Elrod's a surgeon. Been married at least three times that we know of. Seems like a real material type of person. Doesn't have a lot of use for homosexuals. If he isn't a Republican, it's a real shame, because he sure is a big enough jerk to make a good one.

Well, nine whole months ago, Elrod started having a stone gate built at the entrance to his property. Two workers, at least, have been building this monstrosity for longer than it takes to build a house these days. It's this huge brick and iron fortress sitting out in the middle of nowhere, with an automatic gate that's got to be driving UPS and FedEx, who have to make about four trips up Elrod's drive every day, nuts.

So, up until last week, this thing was just something to laugh about. I swear, every time Starr Ann had to ride home that way and pass by the thing, I knew it because she'd come in the house shaking her head, saying, "That guy must sure feel the need to compensate for something."

Last week, though, things turned ugly. The workers topped several of the brick pinnacles with lights! Bright, polluting, unshaded lights that if you accidentally look directly at them you run inside to a mirror to make sure your eyes aren't squirting blood.

We've been livid. Yes, I said livid. And then I checked my spelling of the word livid, because if you look at it long enough, it starts seeming like there's no such word. But there is. Livid is a perfectly good word, and I even used it correctly.

Anyway, we've been livid over these lights.

And the worst part is that Starr Ann and I just aren't used to carrying around a lot of negativity, but I'm telling you, we've been full of bile over this.

Today, Starr Ann's been off visiting Miss Opal Mountain at the nursing facility, and on the way home this evening she's gonna have to pass by The Brightly Lit Eyesore. I've been trying real hard to figure out a way to keep her from just busting wide open over that thing again tonight. Then it hit me. Hard as it's gonna be, we've gotta find some way to understand Elrod, even a little bit.
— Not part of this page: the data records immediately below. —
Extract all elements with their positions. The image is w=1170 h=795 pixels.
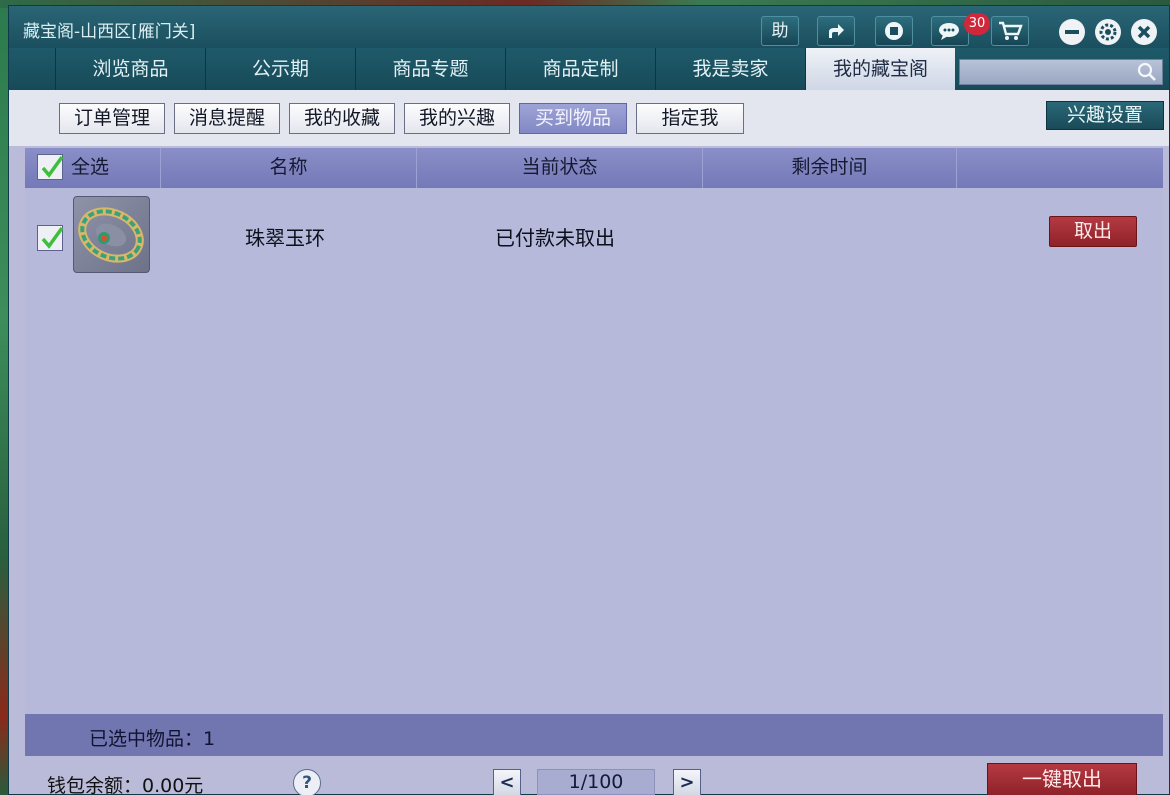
- share-icon: [829, 24, 844, 38]
- my-interests-button[interactable]: 我的兴趣: [404, 103, 510, 134]
- share-button[interactable]: [817, 16, 855, 46]
- search-input[interactable]: [959, 59, 1163, 85]
- sub-nav: 订单管理 消息提醒 我的收藏 我的兴趣 买到物品 指定我 兴趣设置: [9, 90, 1169, 146]
- cart-icon: [999, 21, 1023, 40]
- column-header-name: 名称: [161, 148, 417, 188]
- record-icon: [885, 22, 903, 40]
- help-button[interactable]: 助: [761, 16, 799, 46]
- title-bar[interactable]: 藏宝阁-山西区[雁门关] 助 30: [9, 6, 1169, 48]
- treasure-pavilion-window: 藏宝阁-山西区[雁门关] 助 30 浏览商品 公示期 商品专题 商品定制 我是卖…: [8, 5, 1170, 795]
- message-count-badge: 30: [964, 13, 990, 35]
- item-thumbnail[interactable]: [73, 196, 150, 273]
- previous-page-button[interactable]: <: [493, 769, 521, 795]
- table-header: 全选 名称 当前状态 剩余时间: [25, 148, 1163, 188]
- tab-my-treasure[interactable]: 我的藏宝阁: [805, 48, 955, 90]
- bought-items-button[interactable]: 买到物品: [519, 103, 627, 134]
- tab-seller[interactable]: 我是卖家: [655, 48, 805, 90]
- items-table: 全选 名称 当前状态 剩余时间 珠翠玉环 已付款未取出 取出 已选中物品：1: [25, 148, 1163, 756]
- selection-summary-bar: 已选中物品：1: [25, 714, 1163, 756]
- check-icon: [41, 226, 64, 249]
- search-icon[interactable]: [1137, 62, 1157, 82]
- settings-icon: [1099, 23, 1117, 41]
- tab-goods-topics[interactable]: 商品专题: [355, 48, 505, 90]
- check-icon: [41, 155, 64, 178]
- item-name: 珠翠玉环: [245, 226, 325, 250]
- item-status: 已付款未取出: [495, 226, 615, 250]
- record-button[interactable]: [875, 16, 913, 46]
- cart-button[interactable]: [991, 16, 1029, 46]
- take-out-button[interactable]: 取出: [1049, 216, 1137, 247]
- minimize-button[interactable]: [1059, 19, 1085, 45]
- selected-count: 已选中物品：1: [89, 728, 216, 750]
- column-header-status: 当前状态: [417, 148, 703, 188]
- message-icon: [939, 23, 959, 40]
- assigned-to-me-button[interactable]: 指定我: [636, 103, 744, 134]
- select-all-checkbox[interactable]: [37, 154, 64, 180]
- tab-public-period[interactable]: 公示期: [205, 48, 355, 90]
- tab-goods-custom[interactable]: 商品定制: [505, 48, 655, 90]
- select-all-label: 全选: [71, 156, 110, 178]
- column-header-remaining-time: 剩余时间: [703, 148, 957, 188]
- next-page-button[interactable]: >: [673, 769, 701, 795]
- help-question-button[interactable]: ?: [293, 769, 321, 795]
- message-reminder-button[interactable]: 消息提醒: [174, 103, 280, 134]
- my-favorites-button[interactable]: 我的收藏: [289, 103, 395, 134]
- minimize-icon: [1065, 30, 1079, 34]
- take-all-button[interactable]: 一键取出: [987, 763, 1137, 795]
- order-management-button[interactable]: 订单管理: [59, 103, 165, 134]
- interest-settings-button[interactable]: 兴趣设置: [1046, 101, 1164, 130]
- jade-ring-icon: [78, 207, 144, 263]
- tab-browse-goods[interactable]: 浏览商品: [55, 48, 205, 90]
- column-header-actions: [957, 148, 1163, 188]
- close-icon: [1137, 25, 1151, 39]
- settings-button[interactable]: [1095, 19, 1121, 45]
- select-all-cell[interactable]: 全选: [25, 148, 161, 188]
- row-checkbox[interactable]: [37, 225, 64, 251]
- close-button[interactable]: [1131, 19, 1157, 45]
- table-row[interactable]: 珠翠玉环 已付款未取出 取出: [25, 188, 1163, 280]
- main-nav: 浏览商品 公示期 商品专题 商品定制 我是卖家 我的藏宝阁: [9, 48, 1169, 90]
- wallet-balance: 钱包余额：0.00元: [47, 775, 204, 795]
- page-indicator: 1/100: [537, 769, 655, 795]
- window-title: 藏宝阁-山西区[雁门关]: [23, 22, 196, 42]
Only thing's gonna get us up out of all this ugliness is to claim an inch or two of common ground. I think I found about 16 square inches, as a matter of fact.

In our hallway, we have a tall table where we keep things we need to grab on the way outside, like our work gloves, a pocket knife, sunglasses, that kind of stuff. So, I put all that away and set a pretty vase of flowers there on a few squares of pink toilet paper.

Betcha anything Starr Ann gets the message.